It is good summary of the stuff going at the various blogs as the blogosphere starts reexamining what they are about. A lot of this started when Atrios and Kos delinked a lot of people for reasons that never really made sense.
The author is a moderate person who weighs his words carefully. I don't always agree with his stances, but I highly respect his views. He really hits hard on the win at all costs mentality. He goes into why we need to examine the 90s to see where we are going to go.
What Are We Trying to Do?Just a few pertinent clips. I think he is very right about some of the things he says about the Clinton policies that got us where we are today, perhaps not intentionally. Perhaps because backing off would have not been an option they could handle.
Now that the Democrats control Congress, we all want to see some progress on issues of concern to us, but we especially want to see progress on ending the war and checking the executive branch. And there is frustration that the Democrats are not more united and are not more effective. That's understandable.
...."But many of us have learned deeper lessons. It isn't enough to go back to Clinton's policies and Clinton's Democratic Party. If nothing else, Clinton's America carried the seeds for Bushism within it. We can't go back to Clintonism unless we also destroy the seeds of Bushism. And those seeds involve a number of things that blogs and blogging communities are designed to address. Number one on the list is the media. It was the rise of right-wing media, think-tanks, and the media consolidation in the 1990's that gave rise to Bushism. Blogs are a partial corrective for this. We provide a skeptical commentary on the media and reach an increasing number of Americans.
And some partial paragraph snippets:
The media is not the only culprit in the rise of Bushism. Another problem has been the unexamined assumptions of American foreign policy. And these assumptions were as prevalent in the Clinton White House as they are in the Bush White House. We need to reconsider our role in the world, especially in the Middle East.
And this portion of what we need to learn from Iraq:
Many Democrats are concerned that opposition to the Iraq War will lead to a collapse of support for a wider array of America's global roles and responsibilities. But a larger group of Democrats actually yearns for a reassessment of America's roles and responsibilities and wants to use the failure of the Iraq War as a stepping stone to that reassessment. Count me among this latter group.
This paragraph may anger some here, but there is a lot of truth in it.
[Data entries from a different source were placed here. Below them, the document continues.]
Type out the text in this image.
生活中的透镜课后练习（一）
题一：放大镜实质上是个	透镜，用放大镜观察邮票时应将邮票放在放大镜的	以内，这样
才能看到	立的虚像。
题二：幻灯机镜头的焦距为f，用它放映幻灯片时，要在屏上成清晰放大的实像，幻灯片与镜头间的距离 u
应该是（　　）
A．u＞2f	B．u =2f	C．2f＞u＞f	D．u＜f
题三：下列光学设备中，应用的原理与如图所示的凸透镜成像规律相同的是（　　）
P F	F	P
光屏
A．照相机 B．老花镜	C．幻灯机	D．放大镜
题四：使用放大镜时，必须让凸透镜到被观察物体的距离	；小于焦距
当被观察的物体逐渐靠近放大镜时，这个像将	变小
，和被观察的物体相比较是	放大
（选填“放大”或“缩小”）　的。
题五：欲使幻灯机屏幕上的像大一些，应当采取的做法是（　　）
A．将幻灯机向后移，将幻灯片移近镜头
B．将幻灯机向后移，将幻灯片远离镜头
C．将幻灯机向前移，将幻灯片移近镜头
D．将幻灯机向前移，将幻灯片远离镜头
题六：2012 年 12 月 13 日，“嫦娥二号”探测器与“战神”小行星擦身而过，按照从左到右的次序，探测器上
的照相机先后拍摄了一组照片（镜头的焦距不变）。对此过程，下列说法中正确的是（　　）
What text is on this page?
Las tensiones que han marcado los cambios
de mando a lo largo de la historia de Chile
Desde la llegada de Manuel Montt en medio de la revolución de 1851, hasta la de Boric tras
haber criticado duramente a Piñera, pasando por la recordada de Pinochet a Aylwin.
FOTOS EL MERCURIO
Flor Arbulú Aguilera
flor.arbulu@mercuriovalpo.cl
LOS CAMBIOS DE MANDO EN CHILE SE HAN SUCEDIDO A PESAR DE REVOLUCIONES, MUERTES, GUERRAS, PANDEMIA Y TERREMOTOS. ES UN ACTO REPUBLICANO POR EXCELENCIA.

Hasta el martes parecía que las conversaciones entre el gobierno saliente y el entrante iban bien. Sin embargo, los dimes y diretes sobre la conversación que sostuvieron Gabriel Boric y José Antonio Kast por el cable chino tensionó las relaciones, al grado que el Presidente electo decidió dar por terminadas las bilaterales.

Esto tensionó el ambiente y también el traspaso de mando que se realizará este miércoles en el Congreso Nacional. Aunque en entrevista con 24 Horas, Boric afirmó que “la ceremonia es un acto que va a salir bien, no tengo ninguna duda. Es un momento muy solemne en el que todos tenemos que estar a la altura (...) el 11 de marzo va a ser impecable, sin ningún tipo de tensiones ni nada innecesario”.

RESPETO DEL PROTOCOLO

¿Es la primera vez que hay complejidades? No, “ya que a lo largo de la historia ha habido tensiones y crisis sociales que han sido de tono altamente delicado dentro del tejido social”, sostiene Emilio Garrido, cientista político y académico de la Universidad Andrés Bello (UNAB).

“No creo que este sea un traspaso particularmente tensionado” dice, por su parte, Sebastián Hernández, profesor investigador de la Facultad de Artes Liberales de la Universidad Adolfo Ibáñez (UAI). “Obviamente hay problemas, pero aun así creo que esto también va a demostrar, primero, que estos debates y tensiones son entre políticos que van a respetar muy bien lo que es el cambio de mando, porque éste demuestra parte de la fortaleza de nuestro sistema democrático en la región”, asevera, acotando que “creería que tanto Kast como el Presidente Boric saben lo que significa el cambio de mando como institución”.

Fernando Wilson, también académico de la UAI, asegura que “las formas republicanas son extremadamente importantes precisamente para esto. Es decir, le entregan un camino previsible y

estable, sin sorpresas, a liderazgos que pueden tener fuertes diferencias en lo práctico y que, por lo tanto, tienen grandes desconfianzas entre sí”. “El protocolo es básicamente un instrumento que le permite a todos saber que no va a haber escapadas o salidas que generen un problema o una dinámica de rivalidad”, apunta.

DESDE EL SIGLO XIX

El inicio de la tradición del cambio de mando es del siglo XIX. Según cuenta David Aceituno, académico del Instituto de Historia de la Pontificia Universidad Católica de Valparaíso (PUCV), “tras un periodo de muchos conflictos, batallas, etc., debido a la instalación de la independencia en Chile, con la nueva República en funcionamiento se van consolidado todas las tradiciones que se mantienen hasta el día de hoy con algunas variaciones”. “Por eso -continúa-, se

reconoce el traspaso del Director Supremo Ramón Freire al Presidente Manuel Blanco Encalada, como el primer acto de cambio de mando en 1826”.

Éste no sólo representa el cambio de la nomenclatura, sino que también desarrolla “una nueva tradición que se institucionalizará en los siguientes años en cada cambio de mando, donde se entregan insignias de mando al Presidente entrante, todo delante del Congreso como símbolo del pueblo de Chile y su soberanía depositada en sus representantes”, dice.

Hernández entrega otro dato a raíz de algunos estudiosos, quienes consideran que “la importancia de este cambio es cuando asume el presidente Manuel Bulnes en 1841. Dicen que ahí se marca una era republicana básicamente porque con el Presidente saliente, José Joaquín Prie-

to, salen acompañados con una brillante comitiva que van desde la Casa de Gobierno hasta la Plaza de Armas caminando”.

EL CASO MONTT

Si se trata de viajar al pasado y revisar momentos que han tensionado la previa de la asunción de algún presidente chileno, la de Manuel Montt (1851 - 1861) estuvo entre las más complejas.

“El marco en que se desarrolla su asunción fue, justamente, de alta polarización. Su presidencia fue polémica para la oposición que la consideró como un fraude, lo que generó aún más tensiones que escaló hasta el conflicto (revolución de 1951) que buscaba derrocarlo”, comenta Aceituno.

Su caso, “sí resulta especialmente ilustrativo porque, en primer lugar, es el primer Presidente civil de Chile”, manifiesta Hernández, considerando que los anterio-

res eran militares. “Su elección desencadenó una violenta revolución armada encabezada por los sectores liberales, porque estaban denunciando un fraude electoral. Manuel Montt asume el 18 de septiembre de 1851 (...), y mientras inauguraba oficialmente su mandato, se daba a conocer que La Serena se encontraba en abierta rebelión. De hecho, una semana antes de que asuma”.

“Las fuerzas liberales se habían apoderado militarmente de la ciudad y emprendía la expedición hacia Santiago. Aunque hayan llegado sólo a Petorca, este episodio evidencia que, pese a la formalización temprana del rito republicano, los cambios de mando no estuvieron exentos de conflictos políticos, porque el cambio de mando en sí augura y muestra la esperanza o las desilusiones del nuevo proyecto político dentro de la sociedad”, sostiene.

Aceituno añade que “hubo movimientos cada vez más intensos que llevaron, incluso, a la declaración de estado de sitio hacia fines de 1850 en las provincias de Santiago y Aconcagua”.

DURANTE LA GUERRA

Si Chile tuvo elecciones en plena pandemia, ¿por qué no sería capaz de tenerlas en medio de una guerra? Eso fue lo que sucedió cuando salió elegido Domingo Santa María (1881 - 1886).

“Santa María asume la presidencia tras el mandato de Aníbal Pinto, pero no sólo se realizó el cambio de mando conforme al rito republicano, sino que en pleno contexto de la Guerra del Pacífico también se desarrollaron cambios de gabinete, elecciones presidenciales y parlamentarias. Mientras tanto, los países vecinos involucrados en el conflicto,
I see it in the way some of the leading Democrats are addressing the issue of Iraq too cautiously. Right or wrong...it is food for thought.
For example, Clinton's administration hyped the threat from Saddam Hussein because they needed to maintain support for the containment policy they inherited from the first Bush administration. The second Bush administration was then able to point to falsehoods told by Clinton to justify their own falsehoods. We can't break the cycle of disinformation until we realize that Clinton lied to us too.
That is painful to acknowledge, though. The day it hit us our neighbors were visiting. Iraq seemed to be in shambles. A neighbor said those in the WH had to know. It hit me like a ton of bricks. I think it is true. People in positions of great power have awesome responsibility to be open with the people.